Eastwood’s depiction of Scruggs is so brazenly misogynistic that it’s hard to imagine how anyone (including Wilde, fresh off directing the progressively-minded Booksmart) found it the least bit acceptable. The fact that Atlanta Journal-Constitution editor Kevin Riley has refuted this characterization on Scruggs’ behalf (she passed away in 2001) only further underlines the untrustworthy, hyperbolic nature of Richard Jewell, which never lets a moment pass without underlining its conservative agenda in big, bold colors. Jewell is offered a book deal by some “New York guys” who’ll write the tome themselves, because the East Coast media is all about dishonesty. The FBI tries to trick Jewell into signing a waiver and confessing on camera, because they’re duplicitous crooks. On the other hand, hero lawyer Bryant has a wall decorated with a bumper sticker that reads, “I fear government more than I fear terrorism,” is aided by his Russian secretary Nadya (Nina Arianda), and actually offers Jewell a QUID PRO QUO. Rockwell’s character so directly panders to the president and his base (tit-for-tat deals are honorable, the film screams!), it’s outright laughable.

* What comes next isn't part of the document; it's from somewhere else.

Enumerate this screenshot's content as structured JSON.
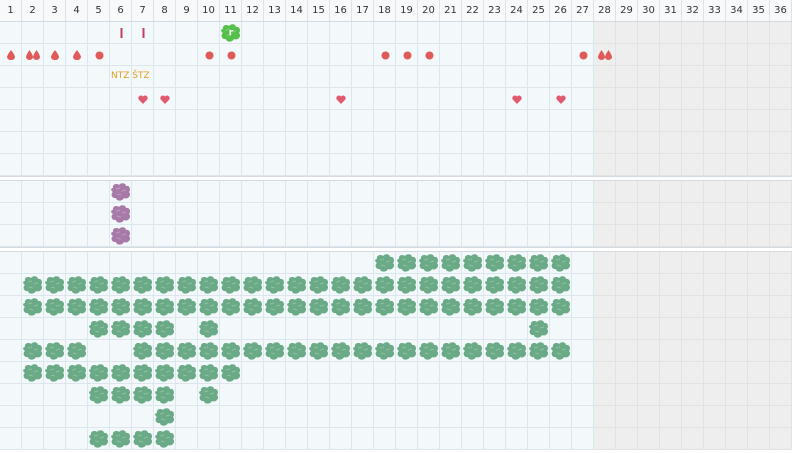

It doesn’t take any effort to read such political notions into Richard Jewell, so busy is Eastwood shoveling them into one’s face. In a reasonably compelling lead turn, Hauser invests Jewell with a rage mitigated by profound disappointment at the realization that the offices he so desperately wants to join (he incessantly, pathetically tells people he’s with “law enforcement”) aren’t worthy of him, or his great nation. Rockwell’s no-nonsense attorney, meanwhile, is sure Jewell is innocent even before he’s looked into his client’s pockmarked-with-red-flags background, because as with Trump, he doesn’t need facts to discern the truth; he just knows. Jewell’s exoneration—thanks to the discovery that he couldn’t have been at the bombing scene and also placed the 911 call authorities received—is consequently treated by Eastwood as a foregone conclusion, and given less time and attention than Bryant censuring “parasite” Scruggs in her newsroom, and then silently smiling as Jewell finally stands up for himself in front of the intimidating Shaw.

Aided by the assured work of cinematographer Yves Bélanger, if undercut by Arturo Sandoval’s schmaltzy score, Eastwood’s direction is typically sturdy, and a cross-cutting sequence involving sprinter Michael Johnson winning gold is particularly sharp. Yet formal precision notwithstanding, Richard Jewell has been constructed from the ground-up as nothing more than a nuance-free rallying cry for Trumpian talking points about the corrupt villainy of the FBI and the media, and the nobility of honest, hard-working southerners who—as in a late shot of Jewell and Bryant—band together in defiant solidarity in front of the Confederate Flag.

It’s history perverted into propaganda, and thus the very sort of fake news that it—and its target audience—so hypocritically like to decry.